In which I meet a had-been and would-be-again pop star, and am embarrassed by my footwear.
A number of years ago, when I worked for a media organisation which shall remain nameless. Because we were journalists we occasionally got invites to the openings of new places, the best tickets usually went to the senior people, but sometimes the treats trickled down.
On one occasion the entire news team were invited to the opening of a new Go-Karting track, to which a number of media and ‘celebs’ had been invited.

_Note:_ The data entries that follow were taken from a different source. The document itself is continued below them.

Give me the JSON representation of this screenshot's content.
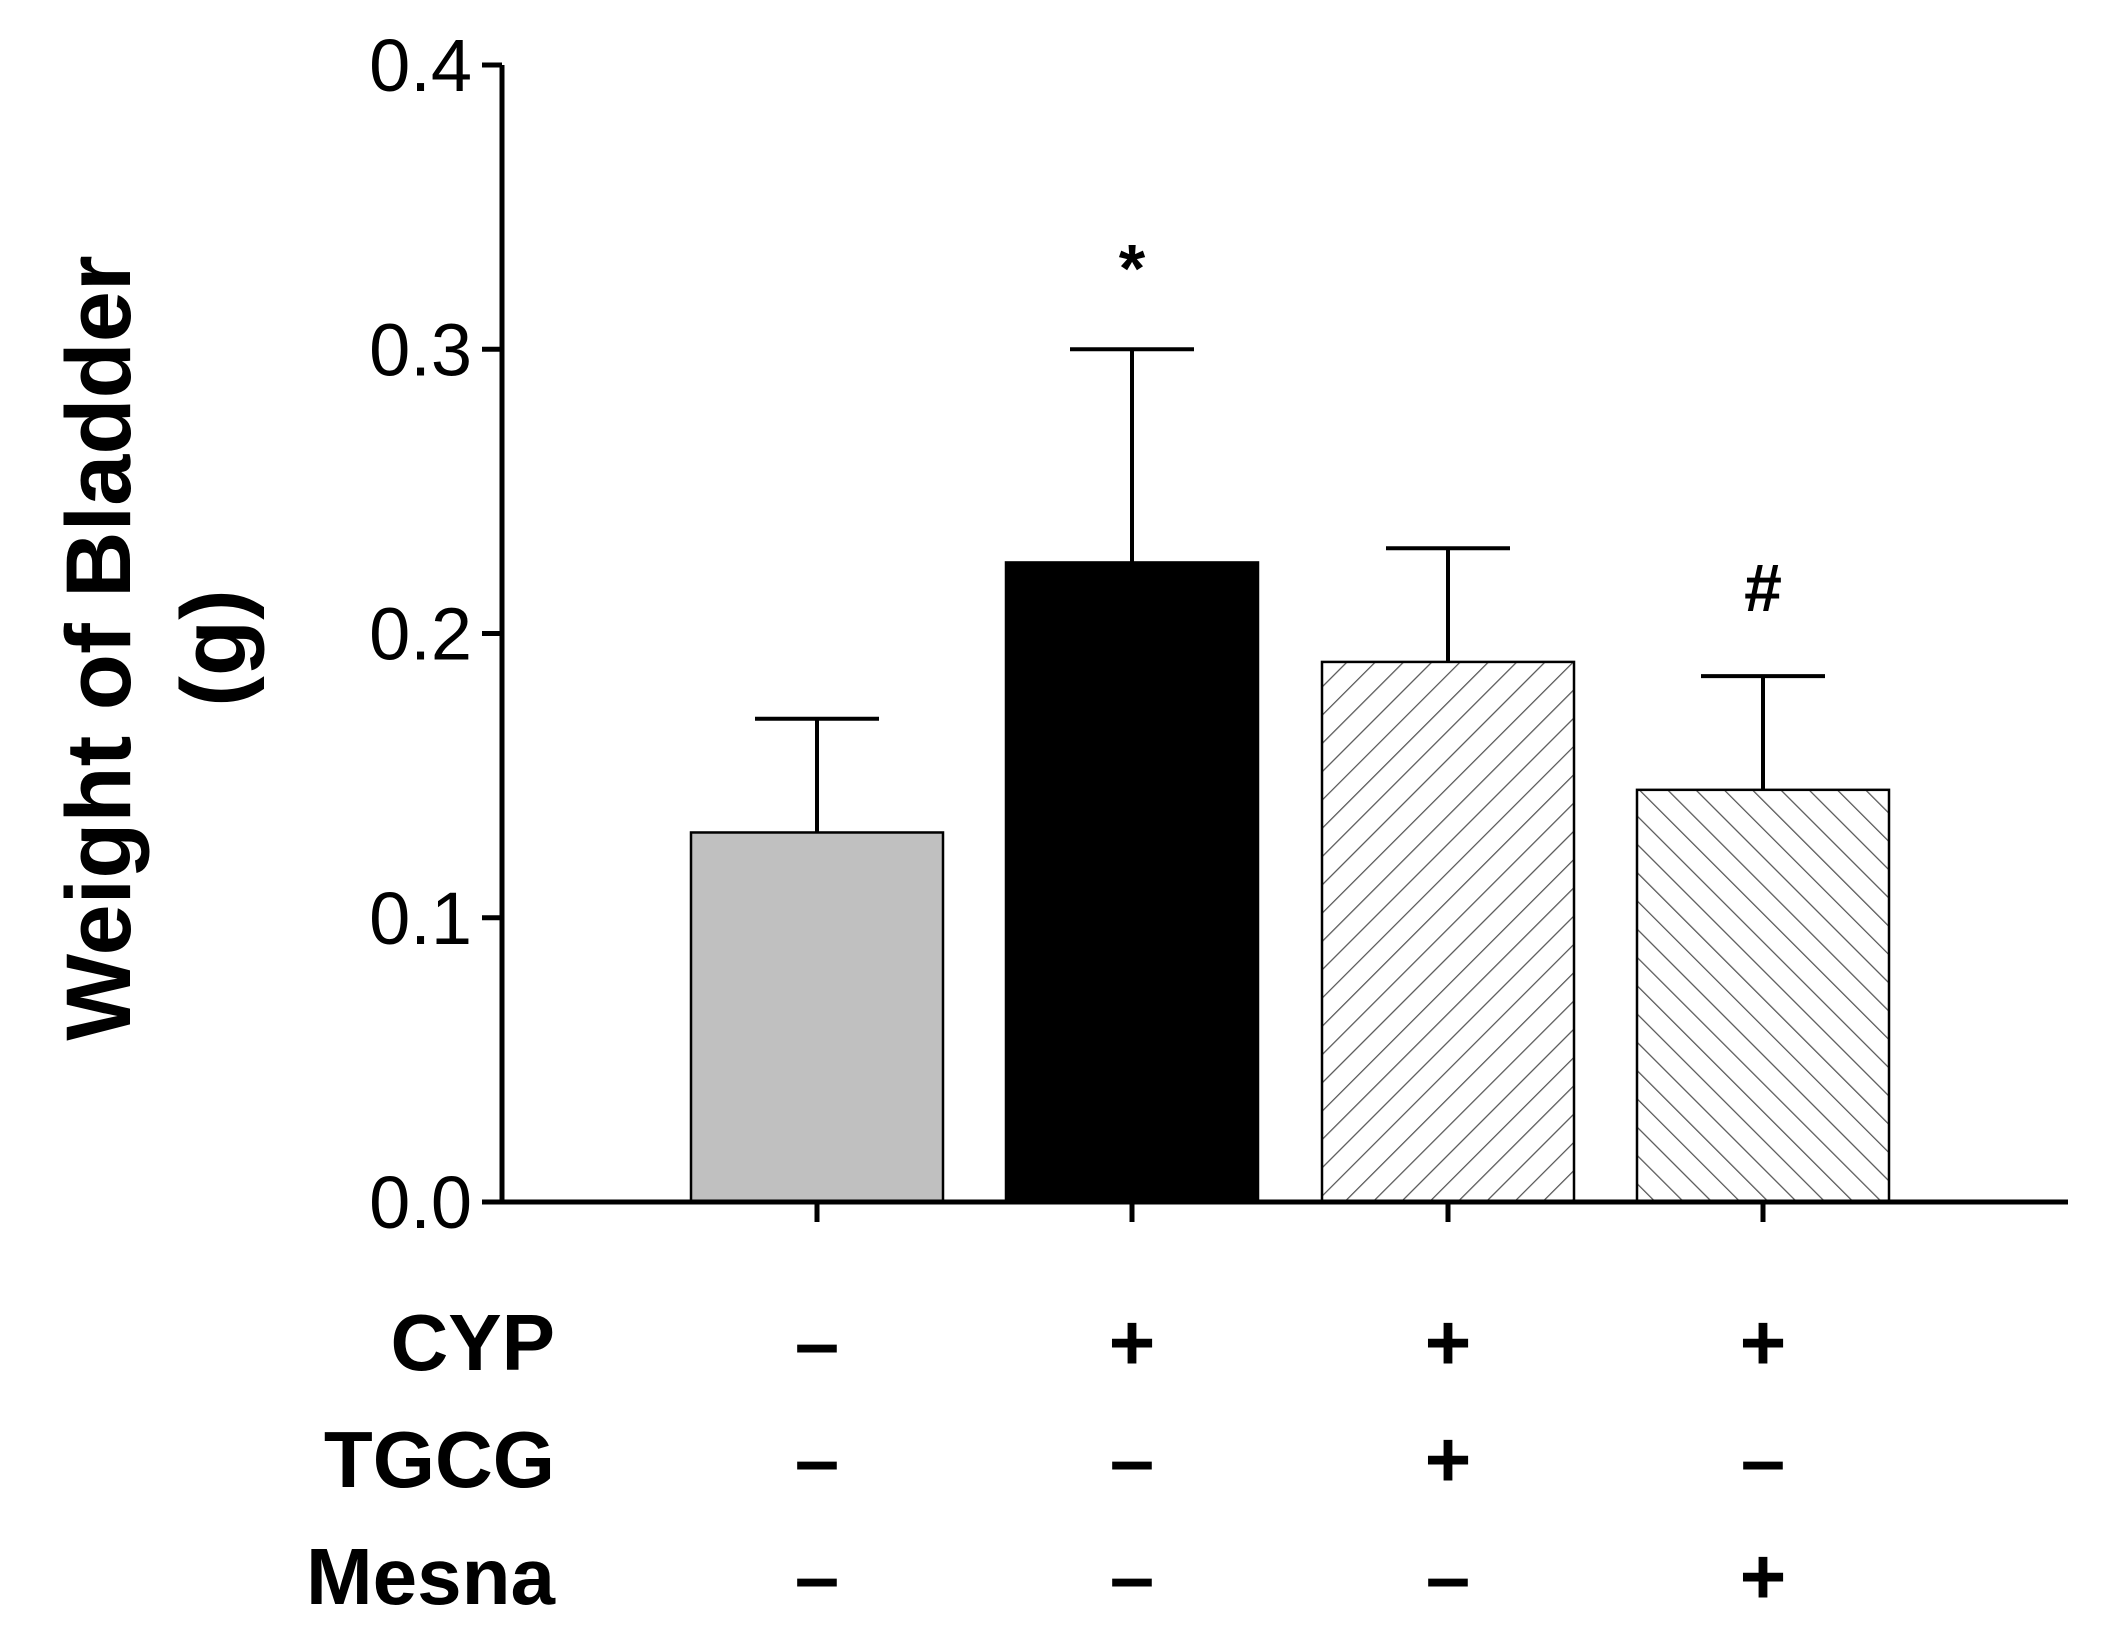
{
  "chart_data": {
    "type": "bar",
    "title": "",
    "xlabel": "",
    "ylabel": "Weight of Bladder (g)",
    "ylabel_lines": [
      "Weight of Bladder",
      "(g)"
    ],
    "ylim": [
      0,
      0.4
    ],
    "yticks": [
      "0.0",
      "0.1",
      "0.2",
      "0.3",
      "0.4"
    ],
    "ytick_values": [
      0,
      0.1,
      0.2,
      0.3,
      0.4
    ],
    "grid": false,
    "categories": [
      "CYP- TGCG- Mesna-",
      "CYP+ TGCG- Mesna-",
      "CYP+ TGCG+ Mesna-",
      "CYP+ TGCG- Mesna+"
    ],
    "values": [
      0.13,
      0.225,
      0.19,
      0.145
    ],
    "error_upper": [
      0.04,
      0.075,
      0.04,
      0.04
    ],
    "bar_fills": [
      "solid-gray",
      "solid-black",
      "hatch-forward",
      "hatch-back"
    ],
    "annotations": [
      "",
      "*",
      "",
      "#"
    ],
    "treatment_rows": [
      {
        "label": "CYP",
        "symbols": [
          "–",
          "+",
          "+",
          "+"
        ]
      },
      {
        "label": "TGCG",
        "symbols": [
          "–",
          "–",
          "+",
          "–"
        ]
      },
      {
        "label": "Mesna",
        "symbols": [
          "–",
          "–",
          "–",
          "+"
        ]
      }
    ]
  },
  "colors": {
    "gray_bar": "#c0c0c0",
    "black_bar": "#000000",
    "hatch_bar_bg": "#ffffff",
    "hatch_line": "#555555",
    "axis": "#000000"
  }
}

It was on a week night, and directly after work, as a result we all turned up in our work gear, which in my case included a pair of pretty shiny black brogues.
I knew – somehow – that we would be given protective overalls to wear, but for some reason I’d somehow overlooked or forgotten about the issue of footwear. As a result I found myself in a changing room pulling on a boiler suit and worrying about my shoes.
The man next to me was also getting changed, and zipping up his grey boiler suit. I suppose I assumed that he was a journalist too, but couldn’t be sure, so I said to him: “What do you do then, mate?” “Oh,” he replied, “I used to be a pop star.” “Really?” I said, looking at him in the hope that I might perhaps recognise him. “Were you in a band then?” “Yes,” he said, “I was in a band called Take That.” “Oh… yes, I’ve heard of them…” I replied rather weakly. This was a fairly momentous error on my part, Take That had been huge shortly beforehand. The conversation ended shortly afterwards, and we said goodbye. He smiled broadly, I grinned sheepishly, and he went off to the track wearing, I noticed, a pair of trainers. I meanwhile tied the laces of my brogues and headed off awkwardly to find my colleagues.
The mystery singer turned out to be Howard Donald, the Take That heart-throb who had until recently sported a head full of dreadlocks. I told myself it was his new hair cut that had flummoxed me. I told the rest of the team about it, noticing that they too had all thought to bring trainers with them. In our team photograph I alone stood wearing the boiler suit and shiny shoes. But we wrote up the story – which was published the following day in the Daily Record, of all places, with the headline ‘Howard is Top of the Crops’ and giving a blow by blow account of our changing room conversation.
Jesse Stone, the now largely forgotten (ironically) Blues musician who some think of as the founder of rock and roll prophesied the nature of my little encounter with Howard when he said: “Fame is a fickle thing… as soon as you relax for five minutes, they’re gone, you know, and they’re following somebody else.”